Vreugdenhil schrijft: ‘Het is dus mogelijk geweest om in een langdurig uitputtings- en ontmoedigingsproces de oorspronkelijke agrarische bedrijven in de Bonnen één voor éen het perspectief te ontnemen.’ Hij noemt ook het agrarische bedrijf van de familie Noordam als voorbeeld: ‘De resterende schaalgrootte van dit bedrijf bij de uitvoering van het voornemen van de uitbreiding van de natuur in de Bonnen zal onvoldoende zijn om een gezonde en duurzame agrarische bedrijfsexploitatie mogelijk te maken.’

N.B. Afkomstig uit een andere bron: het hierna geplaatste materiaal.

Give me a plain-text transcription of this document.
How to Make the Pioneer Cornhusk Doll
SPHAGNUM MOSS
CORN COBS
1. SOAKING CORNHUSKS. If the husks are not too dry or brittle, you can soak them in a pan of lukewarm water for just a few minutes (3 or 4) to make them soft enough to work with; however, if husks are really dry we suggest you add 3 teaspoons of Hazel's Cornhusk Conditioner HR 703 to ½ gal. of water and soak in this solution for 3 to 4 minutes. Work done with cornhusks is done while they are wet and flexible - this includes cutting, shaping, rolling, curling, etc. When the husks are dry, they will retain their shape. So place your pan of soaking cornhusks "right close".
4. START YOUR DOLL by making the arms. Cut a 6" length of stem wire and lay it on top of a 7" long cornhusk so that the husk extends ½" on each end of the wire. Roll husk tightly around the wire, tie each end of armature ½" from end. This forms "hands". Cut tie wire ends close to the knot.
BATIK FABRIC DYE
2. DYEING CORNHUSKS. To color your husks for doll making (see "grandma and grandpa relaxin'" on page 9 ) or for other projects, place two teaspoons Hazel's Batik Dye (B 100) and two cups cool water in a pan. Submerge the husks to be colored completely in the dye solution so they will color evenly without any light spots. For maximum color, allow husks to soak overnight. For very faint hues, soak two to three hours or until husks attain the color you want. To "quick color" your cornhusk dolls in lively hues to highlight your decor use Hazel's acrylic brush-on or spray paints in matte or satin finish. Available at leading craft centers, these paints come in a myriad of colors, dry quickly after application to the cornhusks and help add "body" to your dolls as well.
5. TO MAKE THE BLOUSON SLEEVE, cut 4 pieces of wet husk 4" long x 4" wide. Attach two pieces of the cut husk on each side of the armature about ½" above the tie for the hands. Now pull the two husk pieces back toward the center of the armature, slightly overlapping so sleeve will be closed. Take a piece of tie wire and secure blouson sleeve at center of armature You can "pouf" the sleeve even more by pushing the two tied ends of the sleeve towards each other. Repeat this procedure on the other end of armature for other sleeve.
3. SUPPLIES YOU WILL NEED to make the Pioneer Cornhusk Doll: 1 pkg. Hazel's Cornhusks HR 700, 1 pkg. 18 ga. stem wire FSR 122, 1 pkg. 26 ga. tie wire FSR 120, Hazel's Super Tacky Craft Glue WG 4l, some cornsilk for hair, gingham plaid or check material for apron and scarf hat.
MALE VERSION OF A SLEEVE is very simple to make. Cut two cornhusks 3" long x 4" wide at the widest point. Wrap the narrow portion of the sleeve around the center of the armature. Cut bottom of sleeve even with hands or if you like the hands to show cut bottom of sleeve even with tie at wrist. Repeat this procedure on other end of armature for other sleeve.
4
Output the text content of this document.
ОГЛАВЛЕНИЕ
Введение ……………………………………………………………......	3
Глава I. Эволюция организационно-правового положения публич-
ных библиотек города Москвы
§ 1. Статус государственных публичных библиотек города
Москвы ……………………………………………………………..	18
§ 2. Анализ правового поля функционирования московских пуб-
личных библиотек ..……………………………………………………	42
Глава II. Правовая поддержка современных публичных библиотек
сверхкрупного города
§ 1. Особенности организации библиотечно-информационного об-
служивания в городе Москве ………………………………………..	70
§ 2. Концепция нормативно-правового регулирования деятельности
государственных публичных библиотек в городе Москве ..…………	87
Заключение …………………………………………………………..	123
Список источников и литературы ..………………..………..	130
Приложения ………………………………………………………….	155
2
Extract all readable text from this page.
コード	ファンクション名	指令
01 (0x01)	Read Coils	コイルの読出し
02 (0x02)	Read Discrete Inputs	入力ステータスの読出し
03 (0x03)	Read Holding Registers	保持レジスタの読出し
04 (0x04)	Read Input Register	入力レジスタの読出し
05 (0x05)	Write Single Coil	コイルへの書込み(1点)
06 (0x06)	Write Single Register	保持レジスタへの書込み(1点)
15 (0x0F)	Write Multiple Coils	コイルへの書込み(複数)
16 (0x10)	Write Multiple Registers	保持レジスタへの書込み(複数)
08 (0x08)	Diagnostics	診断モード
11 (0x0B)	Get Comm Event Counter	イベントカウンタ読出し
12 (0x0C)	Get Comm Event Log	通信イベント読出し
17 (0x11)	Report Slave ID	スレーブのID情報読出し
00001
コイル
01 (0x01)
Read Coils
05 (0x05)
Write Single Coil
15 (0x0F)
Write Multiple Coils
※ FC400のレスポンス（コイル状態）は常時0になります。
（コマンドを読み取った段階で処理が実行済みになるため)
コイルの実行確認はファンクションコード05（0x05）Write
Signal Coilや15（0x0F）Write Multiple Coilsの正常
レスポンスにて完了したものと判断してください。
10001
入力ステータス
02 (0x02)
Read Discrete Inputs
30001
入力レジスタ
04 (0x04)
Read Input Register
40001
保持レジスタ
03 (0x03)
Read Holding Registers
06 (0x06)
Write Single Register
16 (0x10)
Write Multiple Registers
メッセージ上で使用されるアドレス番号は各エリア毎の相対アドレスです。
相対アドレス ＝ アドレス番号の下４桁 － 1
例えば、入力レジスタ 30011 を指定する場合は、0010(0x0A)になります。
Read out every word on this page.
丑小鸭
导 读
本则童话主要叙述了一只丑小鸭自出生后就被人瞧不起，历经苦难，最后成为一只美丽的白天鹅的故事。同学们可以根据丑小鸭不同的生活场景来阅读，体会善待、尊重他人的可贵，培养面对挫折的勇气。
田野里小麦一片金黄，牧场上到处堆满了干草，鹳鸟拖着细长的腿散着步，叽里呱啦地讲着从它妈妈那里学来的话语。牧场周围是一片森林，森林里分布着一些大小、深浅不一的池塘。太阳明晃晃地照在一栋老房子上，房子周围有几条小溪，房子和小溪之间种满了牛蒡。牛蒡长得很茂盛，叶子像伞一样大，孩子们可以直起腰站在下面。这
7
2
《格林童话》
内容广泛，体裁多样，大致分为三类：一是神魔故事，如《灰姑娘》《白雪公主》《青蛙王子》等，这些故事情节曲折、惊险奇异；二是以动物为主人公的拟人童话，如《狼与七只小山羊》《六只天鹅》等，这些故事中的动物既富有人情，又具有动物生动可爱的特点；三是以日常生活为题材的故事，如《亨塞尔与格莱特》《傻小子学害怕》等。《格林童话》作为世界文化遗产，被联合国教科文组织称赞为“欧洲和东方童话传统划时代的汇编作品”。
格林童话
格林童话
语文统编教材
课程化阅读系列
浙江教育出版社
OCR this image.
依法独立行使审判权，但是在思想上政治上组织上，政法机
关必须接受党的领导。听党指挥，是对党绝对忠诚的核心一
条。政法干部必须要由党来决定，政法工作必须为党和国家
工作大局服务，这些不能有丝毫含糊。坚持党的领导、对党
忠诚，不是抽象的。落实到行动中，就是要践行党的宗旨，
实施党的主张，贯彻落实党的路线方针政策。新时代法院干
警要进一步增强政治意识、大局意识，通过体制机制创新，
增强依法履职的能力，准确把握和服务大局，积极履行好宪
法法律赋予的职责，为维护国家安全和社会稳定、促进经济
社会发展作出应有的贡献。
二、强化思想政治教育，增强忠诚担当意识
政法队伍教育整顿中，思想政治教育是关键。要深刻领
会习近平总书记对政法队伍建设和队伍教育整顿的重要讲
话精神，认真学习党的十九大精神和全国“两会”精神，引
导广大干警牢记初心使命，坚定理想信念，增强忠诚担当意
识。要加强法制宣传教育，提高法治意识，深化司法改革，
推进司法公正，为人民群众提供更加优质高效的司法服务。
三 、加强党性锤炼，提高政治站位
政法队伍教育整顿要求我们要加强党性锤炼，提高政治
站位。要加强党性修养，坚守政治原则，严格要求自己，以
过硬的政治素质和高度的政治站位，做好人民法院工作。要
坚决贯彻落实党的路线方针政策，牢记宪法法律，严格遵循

Hij verwijt de Rotterdamse ambtenaren ‘onbehoorlijk bestuur’. ‘Van de oorspronkelijke ambities m.b.t het bevorderen van agrarisch landschaps- en natuurbeheer, het versterken van het authentieke polderlandschap, het behoud van de cultuurhistorische waarden en het stimuleren van het agrarisch ondernemerschap is niets overgebleven. Slechts een enkeling zal zich de ambities nog herinneren’, verwijst hij opnieuw naar het ontwerpbestemmingsplan uit 2004.
Schandvlek
Dat de pijn diep zit, blijkt uit een geschiedenisles van Vreugdenhil in zijn brief, waaruit vooral het beeld ontstaat dat de plannen van boeren in de Bonnenpolder bij het gebiedsontwikkelproces niet zijn meegenomen. ‘De casus Bonnenpolders zal als schandvlek een waarschuwing zijn voor een ieder in ons land die – net als de oorspronkelijke agrarische ondernemers in de Bonnenpolder indertijd – kiezen voor een coöperatieve - constructieve - en positieve opstelling jegens de overheid bij een integraal gebiedsontwikkelingsproces’, stelt Vreugdenhil, die zijn brief tekenend afsluit met de woorden ‘met droeve groet’.